In a 2017 Pew Research Center Survey, 90 percent of Americans said that they celebrated Christmas. Although Christmas originated in the Bible to honor the birth of Jesus, present-day polls have found that the role of religion in Christmas is declining for people living in the United States of America. Among U.S. adults, 56 percent said that religious aspects of Christmas are less emphasized and important in American society today, though few were bothered by it as stated by the Pew Research Center poll.

Dec. 25 is thought of and known as Jesus’ birthday, but historians believe that the date of his birthday was chosen by Roman church officials around 336 A.D. Validated by history.com, Christmas was chosen to be celebrated on the 25th to correspond with other existing pagan holidays such as festivals commemorating Saturn, the Roman god of agriculture, and Mithra, the Persian god of light.

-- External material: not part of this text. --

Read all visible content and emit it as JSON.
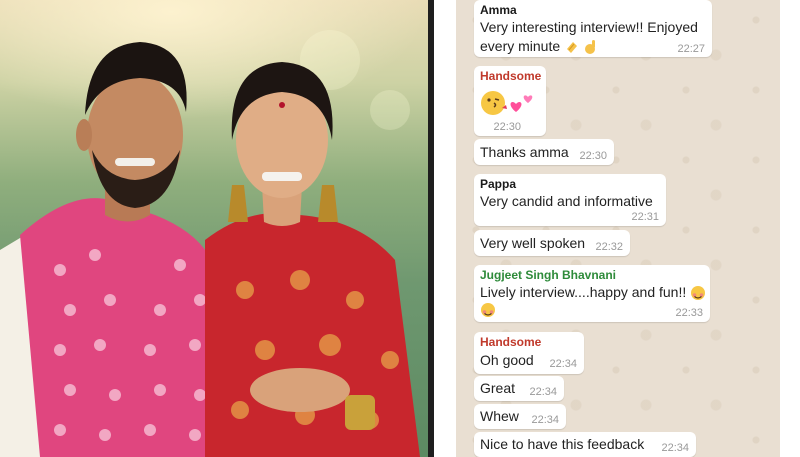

Following the American Revolution, Christmas was seen as a British custom, and therefore wasn’t commonly celebrated until around the 1840s. In 1870, Christmas was declared a federal holiday in the U.S.

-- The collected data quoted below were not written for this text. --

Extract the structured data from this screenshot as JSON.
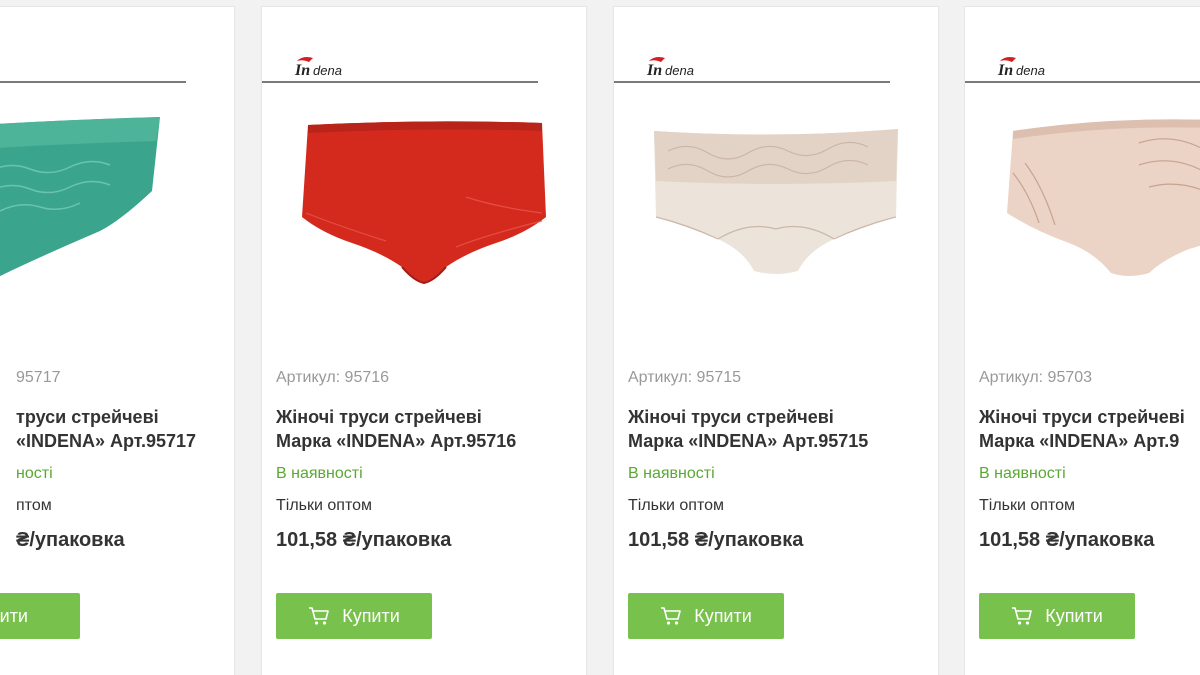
{
  "brand": {
    "name": "Indena",
    "logo_color": "#d11f26"
  },
  "colors": {
    "in_stock": "#5aa832",
    "button_bg": "#79c14d",
    "sku_text": "#999999",
    "body_text": "#333333"
  },
  "products": [
    {
      "sku_label": "95717",
      "title_line1": "труси стрейчеві",
      "title_line2": "«INDENA» Арт.95717",
      "stock": "ності",
      "wholesale": "птом",
      "price": "₴/упаковка",
      "buy_label": "упити",
      "garment_color": "#3aa58c"
    },
    {
      "sku_label": "Артикул: 95716",
      "title_line1": "Жіночі труси стрейчеві",
      "title_line2": "Марка «INDENA» Арт.95716",
      "stock": "В наявності",
      "wholesale": "Тільки оптом",
      "price": "101,58 ₴/упаковка",
      "buy_label": "Купити",
      "garment_color": "#d42a1e"
    },
    {
      "sku_label": "Артикул: 95715",
      "title_line1": "Жіночі труси стрейчеві",
      "title_line2": "Марка «INDENA» Арт.95715",
      "stock": "В наявності",
      "wholesale": "Тільки оптом",
      "price": "101,58 ₴/упаковка",
      "buy_label": "Купити",
      "garment_color": "#ece3da"
    },
    {
      "sku_label": "Артикул: 95703",
      "title_line1": "Жіночі труси стрейчеві",
      "title_line2": "Марка «INDENA» Арт.9",
      "stock": "В наявності",
      "wholesale": "Тільки оптом",
      "price": "101,58 ₴/упаковка",
      "buy_label": "Купити",
      "garment_color": "#ebd3c5"
    }
  ]
}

Putting up Christmas trees, decorating houses with lights, and giving out presents are all common traditions for Americans.

Across the world, other cultures also have unique ways to celebrate the winter holiday. In the city of San Fernando in the Philippines, they host a festival where 11 villages compete to make the most elaborate lantern. These lanterns that size up to 20 feet are then lit up by light bulbs.

In Gävle, Sweden, a 42-foot straw goat is built and then burnt down. Across Colombia, on the Day of the Little Candles, candles and paper lanterns are placed in windows and yards.

Today, Christmas is commercialized by many businesses. In 2015, the British were estimated by bbc.com to have spent 24 billion pounds, approximately $32.8 billion U.S. Many brands such as Coca-Cola have used the image and representation of Christmas. And although this materialism may dampen some spirits, it’s crucial to focus on the real values and importance of this time of year and the holidays it brings.